Relation3DMOT: Exploiting Deep Affinity for 3D Multi-Object Tracking from View Aggregation

Sensors (Basel). 2021 Mar 17;21(6):2113. doi: 10.3390/s21062113.

Abstract

Autonomous systems need to localize and track surrounding objects in 3D space for safe motion planning. As a result, 3D multi-object tracking (MOT) plays a vital role in autonomous navigation. Most MOT methods use a tracking-by-detection pipeline, which includes both the object detection and data association tasks. However, many approaches detect objects in 2D RGB sequences for tracking, which lacks reliability when localizing objects in 3D space. Furthermore, it is still challenging to learn discriminative features for temporally consistent detection in different frames, and the affinity matrix is typically learned from independent object features without considering the feature interaction between detected objects in the different frames.

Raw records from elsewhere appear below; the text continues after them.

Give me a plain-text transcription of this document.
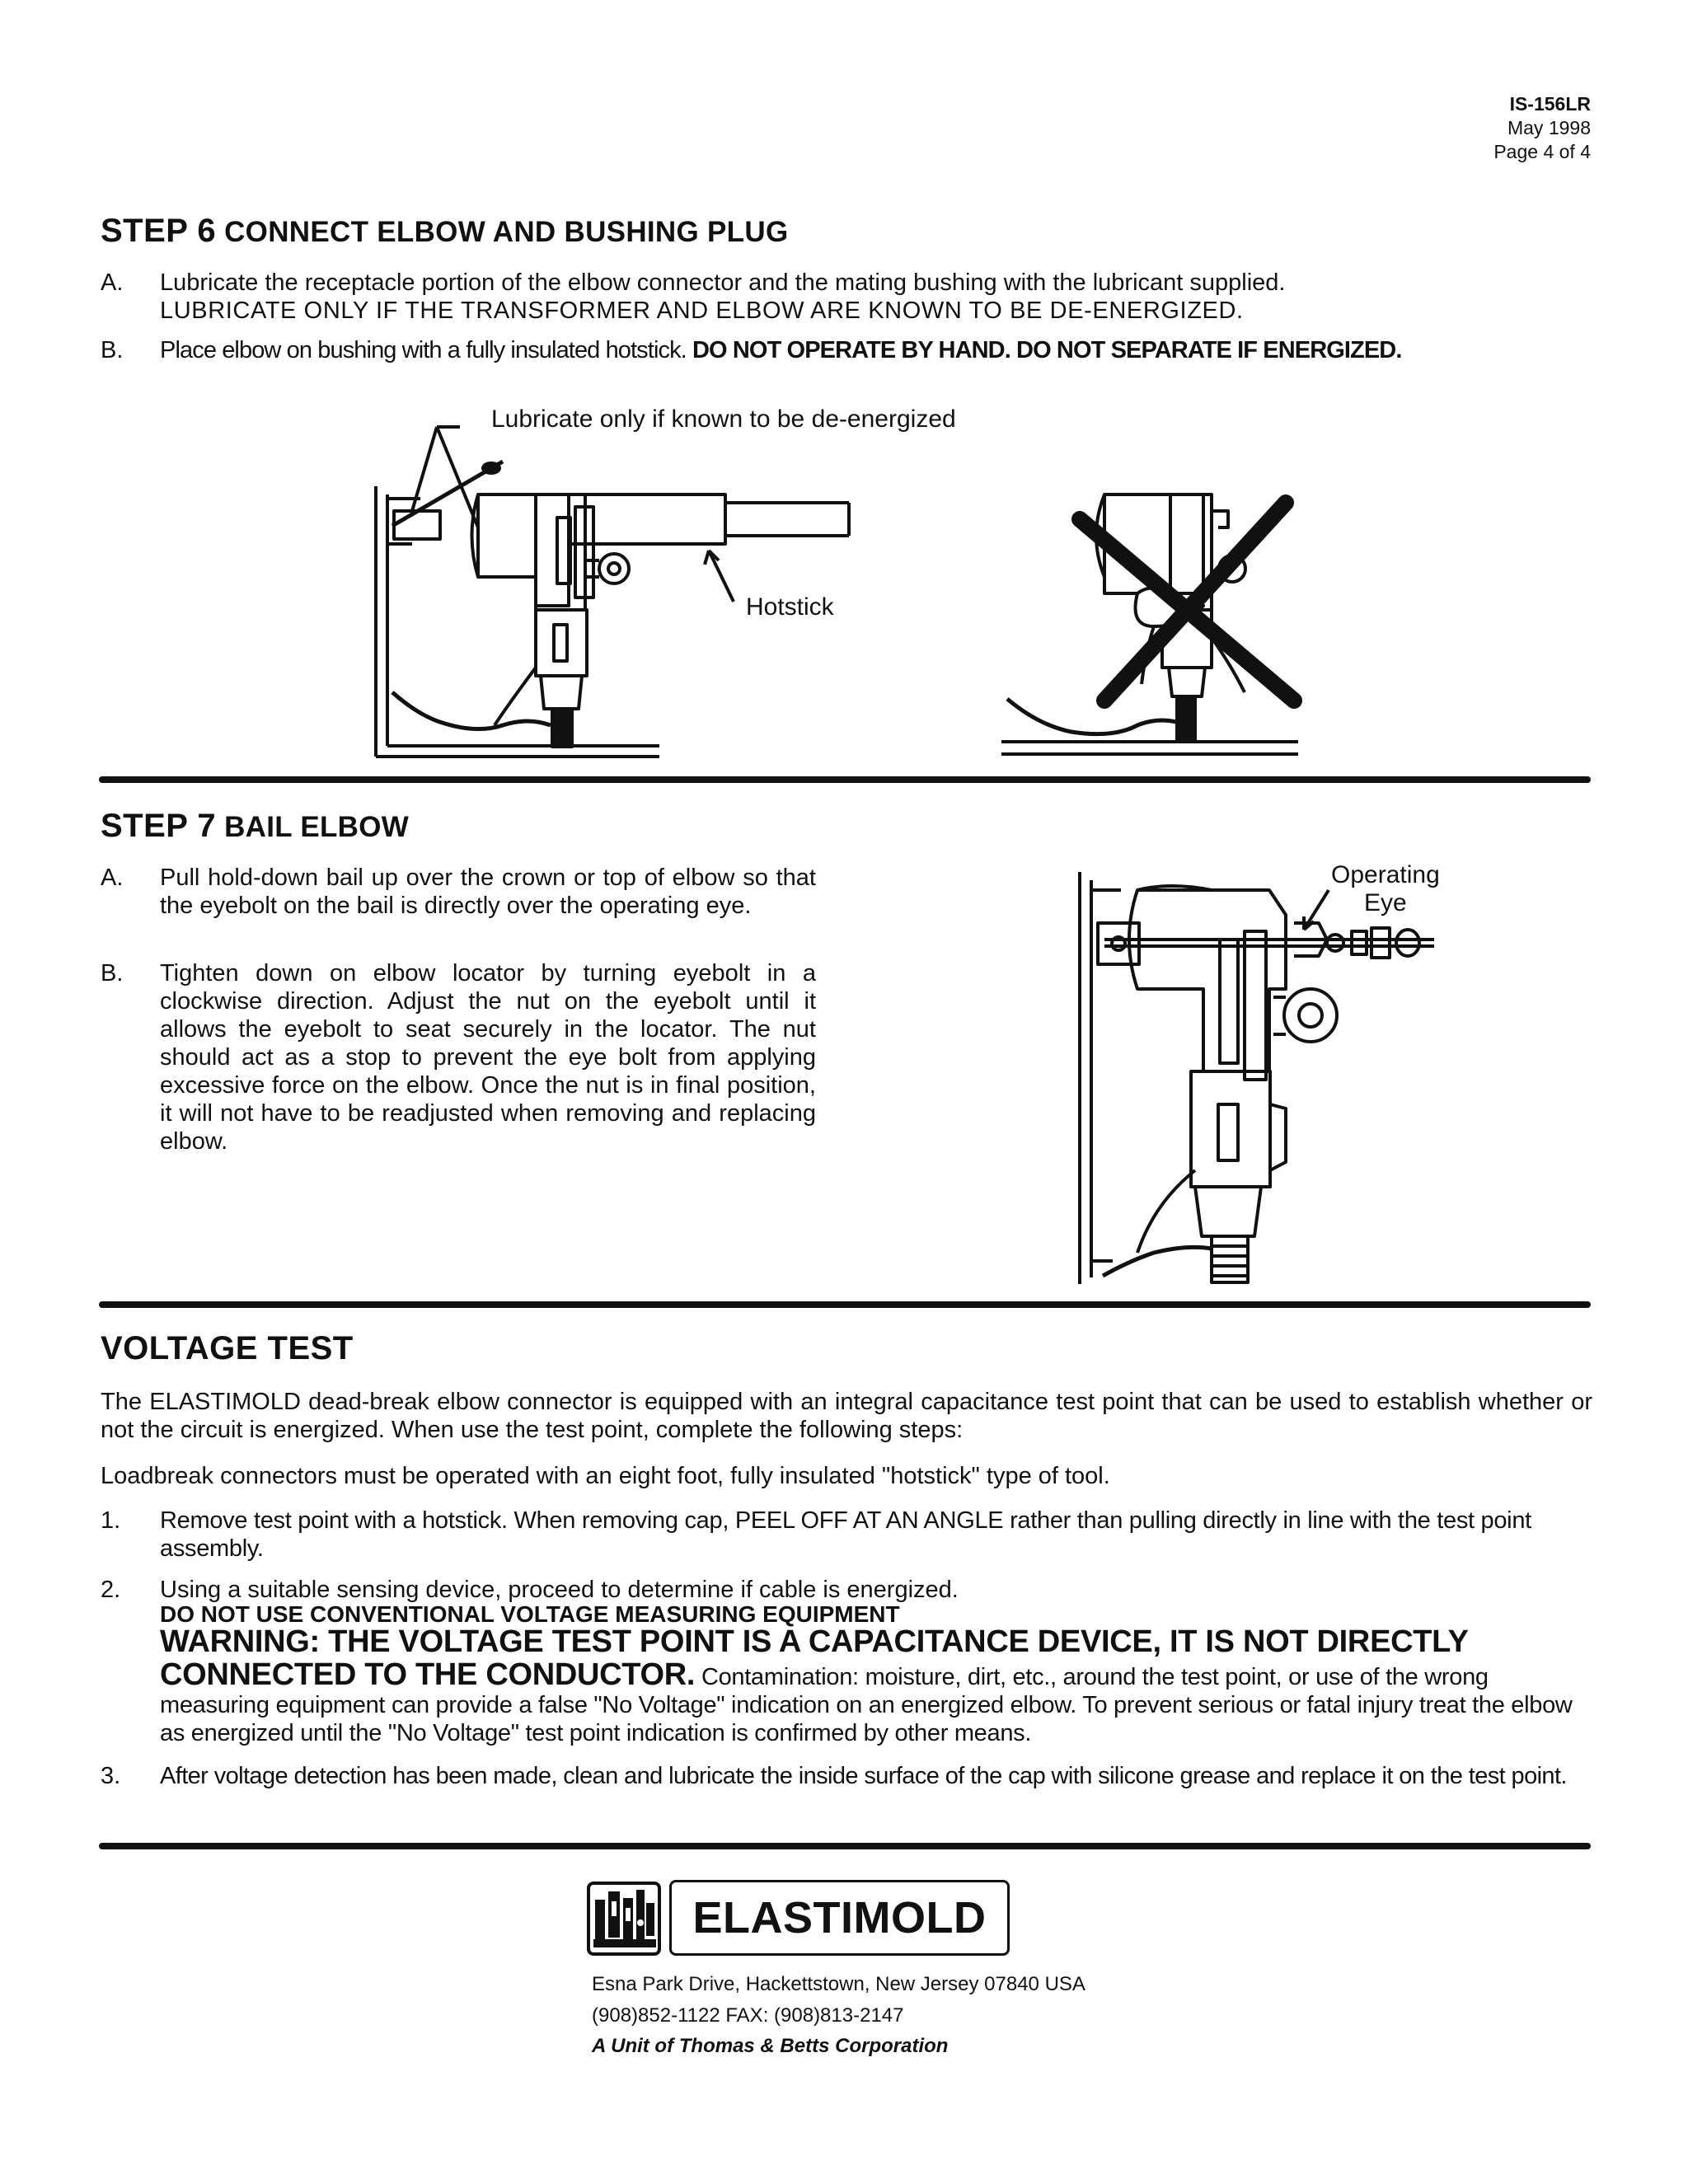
IS-156LR
May 1998
Page 4 of 4
STEP 6 CONNECT ELBOW AND BUSHING PLUG
A.	Lubricate the receptacle portion of the elbow connector and the mating bushing with the lubricant supplied.
LUBRICATE ONLY IF THE TRANSFORMER AND ELBOW ARE KNOWN TO BE DE-ENERGIZED.
B.	Place elbow on bushing with a fully insulated hotstick. DO NOT OPERATE BY HAND. DO NOT SEPARATE IF ENERGIZED.
Lubricate only if known to be de-energized
Hotstick
STEP 7 BAIL ELBOW
A.	Pull hold-down bail up over the crown or top of elbow so that the eyebolt on the bail is directly over the operating eye.
B.	Tighten down on elbow locator by turning eyebolt in a clockwise direction. Adjust the nut on the eyebolt until it allows the eyebolt to seat securely in the locator. The nut should act as a stop to prevent the eye bolt from applying excessive force on the elbow. Once the nut is in final position, it will not have to be readjusted when removing and replacing elbow.
Operating
Eye
VOLTAGE TEST
The ELASTIMOLD dead-break elbow connector is equipped with an integral capacitance test point that can be used to establish whether or not the circuit is energized. When use the test point, complete the following steps:
Loadbreak connectors must be operated with an eight foot, fully insulated "hotstick" type of tool.
1.	Remove test point with a hotstick. When removing cap, PEEL OFF AT AN ANGLE rather than pulling directly in line with the test point assembly.
2.	Using a suitable sensing device, proceed to determine if cable is energized.
DO NOT USE CONVENTIONAL VOLTAGE MEASURING EQUIPMENT
WARNING: THE VOLTAGE TEST POINT IS A CAPACITANCE DEVICE, IT IS NOT DIRECTLY CONNECTED TO THE CONDUCTOR. Contamination: moisture, dirt, etc., around the test point, or use of the wrong measuring equipment can provide a false "No Voltage" indication on an energized elbow. To prevent serious or fatal injury treat the elbow as energized until the "No Voltage" test point indication is confirmed by other means.
3.	After voltage detection has been made, clean and lubricate the inside surface of the cap with silicone grease and replace it on the test point.
ELASTIMOLD
Esna Park Drive, Hackettstown, New Jersey 07840 USA
(908)852-1122 FAX: (908)813-2147
A Unit of Thomas & Betts Corporation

To settle these problems, we first employ a joint feature extractor to fuse the appearance feature and the motion feature captured from 2D RGB images and 3D point clouds, and then we propose a novel convolutional operation, named RelationConv, to better exploit the correlation between each pair of objects in the adjacent frames and learn a deep affinity matrix for further data association. We finally provide extensive evaluation to reveal that our proposed model achieves state-of-the-art performance on the KITTI tracking benchmark.

Keywords: 3D multi-object tracking; deep affinity; neural network; relation learning; sensor fusion.